The RT-PCR cycle threshold specific to the SARS-CoV-2 E gene for the samples collected in the first week ranged between 11.76 and 39.43, indicating the varied periods of sample collection from each participant. The average cycle threshold was 25.37±7.22 in the first week, 29.61±5.65 in the second week, and 33.08±4.66 in the third week. Changing rates of cycle threshold (∆Ct/day) of the E gene in samples with a high viral load was 1.47±1.98, 1.17±1.66, 0.08±1.03, and 0.21±0.45 in the first, second, and third week and after the third week, respectively, while the samples with a low viral load had a ∆Ct/day of 0.98±1.32, 0.37±1.49, 0.23±1.18, and -0.11±0.50 in the first, second, and third week and after the third week, respectively. Notably, the ∆Ct/day was higher in the second week in the high viral load samples as compared to the samples with a lower viral load.

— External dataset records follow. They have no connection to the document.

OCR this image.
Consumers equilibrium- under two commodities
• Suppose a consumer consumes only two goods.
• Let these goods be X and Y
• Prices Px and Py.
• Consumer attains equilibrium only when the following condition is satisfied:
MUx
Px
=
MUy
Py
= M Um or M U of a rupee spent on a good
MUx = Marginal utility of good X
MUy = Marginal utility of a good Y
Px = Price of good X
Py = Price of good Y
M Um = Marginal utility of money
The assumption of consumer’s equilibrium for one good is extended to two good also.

A positive cytopathic effect was observed and confirmed using immunofluorescent staining performed with SAR-CoV-2 nucleoprotein-specific antibodies. Approximately 19% of the samples were positive for the presence of viral culture and consisted of a high viral load with an average RT-PCR cycle threshold of 19.69±5.27.

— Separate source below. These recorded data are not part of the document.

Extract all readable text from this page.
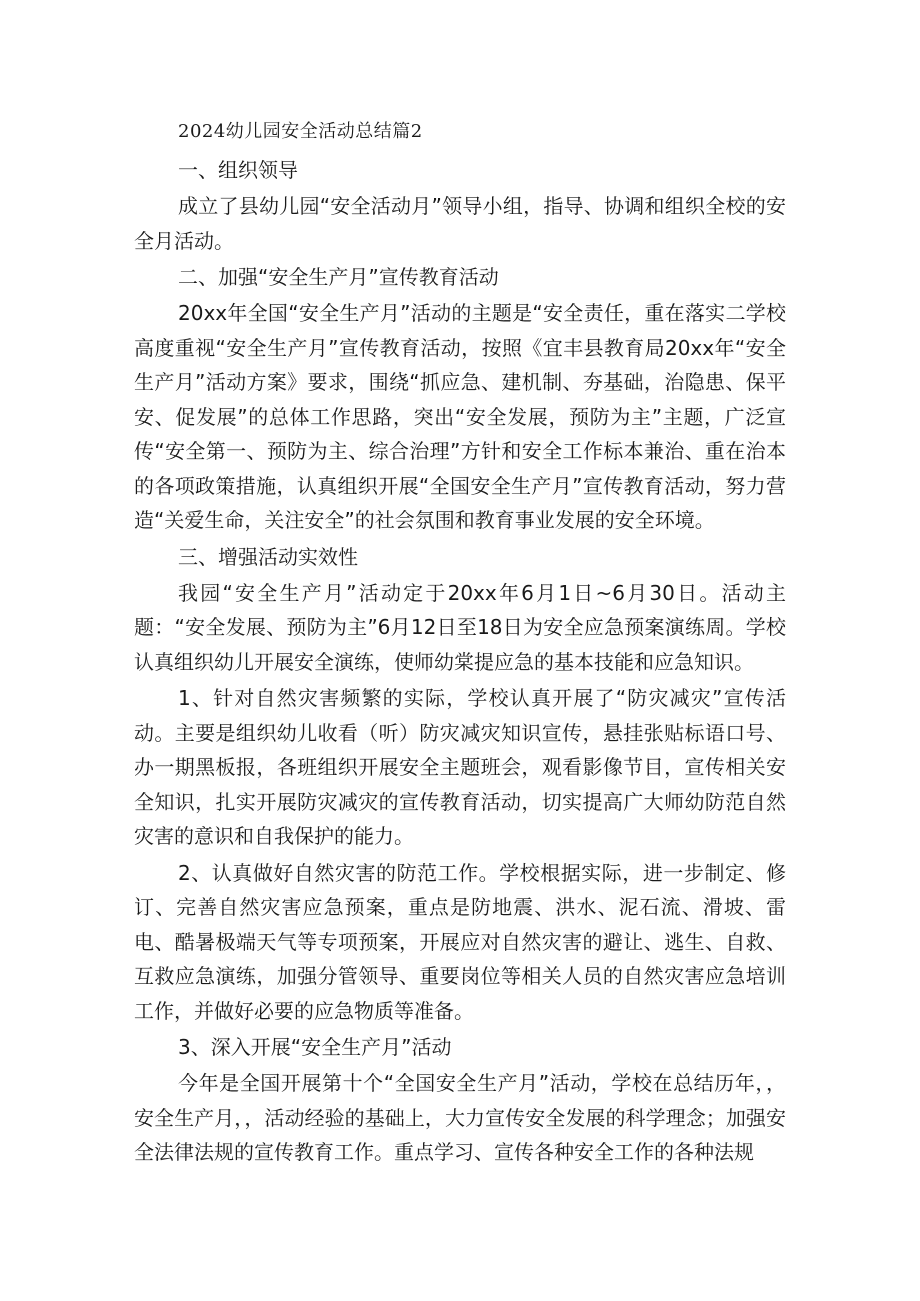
2024幼儿园安全活动总结篇2
一、组织领导
成立了县幼儿园“安全活动月”领导小组，指导、协调和组织全校的安全月活动。
二、加强“安全生产月”宣传教育活动
20xx年全国“安全生产月”活动的主题是“安全责任，重在落实二学校高度重视“安全生产月”宣传教育活动，按照《宜丰县教育局20xx年“安全生产月”活动方案》要求，围绕“抓应急、建机制、夯基础，治隐患、保平安、促发展”的总体工作思路，突出“安全发展，预防为主”主题，广泛宣传“安全第一、预防为主、综合治理”方针和安全工作标本兼治、重在治本的各项政策措施，认真组织开展“全国安全生产月”宣传教育活动，努力营造“关爱生命，关注安全”的社会氛围和教育事业发展的安全环境。
三、增强活动实效性
我园“安全生产月”活动定于20xx年6月1日~6月30日。活动主题：“安全发展、预防为主”6月12日至18日为安全应急预案演练周。学校认真组织幼儿开展安全演练，使师幼棠提应急的基本技能和应急知识。
1、针对自然灾害频繁的实际，学校认真开展了“防灾减灾”宣传活动。主要是组织幼儿收看（听）防灾减灾知识宣传，悬挂张贴标语口号、办一期黑板报，各班组织开展安全主题班会，观看影像节目，宣传相关安全知识，扎实开展防灾减灾的宣传教育活动，切实提高广大师幼防范自然灾害的意识和自我保护的能力。
2、认真做好自然灾害的防范工作。学校根据实际，进一步制定、修订、完善自然灾害应急预案，重点是防地震、洪水、泥石流、滑坡、雷电、酷暑极端天气等专项预案，开展应对自然灾害的避让、逃生、自救、互救应急演练，加强分管领导、重要岗位等相关人员的自然灾害应急培训工作，并做好必要的应急物质等准备。
3、深入开展“安全生产月”活动
今年是全国开展第十个“全国安全生产月”活动，学校在总结历年，，安全生产月，，活动经验的基础上，大力宣传安全发展的科学理念；加强安全法律法规的宣传教育工作。重点学习、宣传各种安全工作的各种法规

SAR-CoV-2 receptor-binding domain (RBD)-specific antibody was found in 66 samples among which 28 belonged to male patients while 38 belonged to female ones aged from 20 to 61 years. Around 35 patients were mildly symptomatic while 31 were asymptomatic and only 11 had viral culture. A total of 26 cases had no detectable SARS-CoV-2 RBD specific antibody; six of these samples were collected from males while 20 were from females, all belonging to the age group of 20 to 63 years. Among these, 10 patients had mild symptoms, 16 were asymptomatic while seven tested positive for the presence of viral culture.
Conclusion
The study findings showed a significant variation in the levels of SARS-CoV-2 viral load in COVID-19 patients as it steadily declined from the first week onward. Samples with persistent positive viral RNA did not exhibit viable virus shedding.
Also, various cases with undetectable SARS-CoV-2 RBD-specific antibodies tested positive for viral culture. The researchers concluded that a delay in an immune response against SARS-CoV-2 infection may cause the shedding of viable viruses.
*Important notice: Research Square publishes preliminary scientific reports that are not peer-reviewed and, therefore, should not be regarded as conclusive, guide clinical practice/health-related behavior, or treated as established information.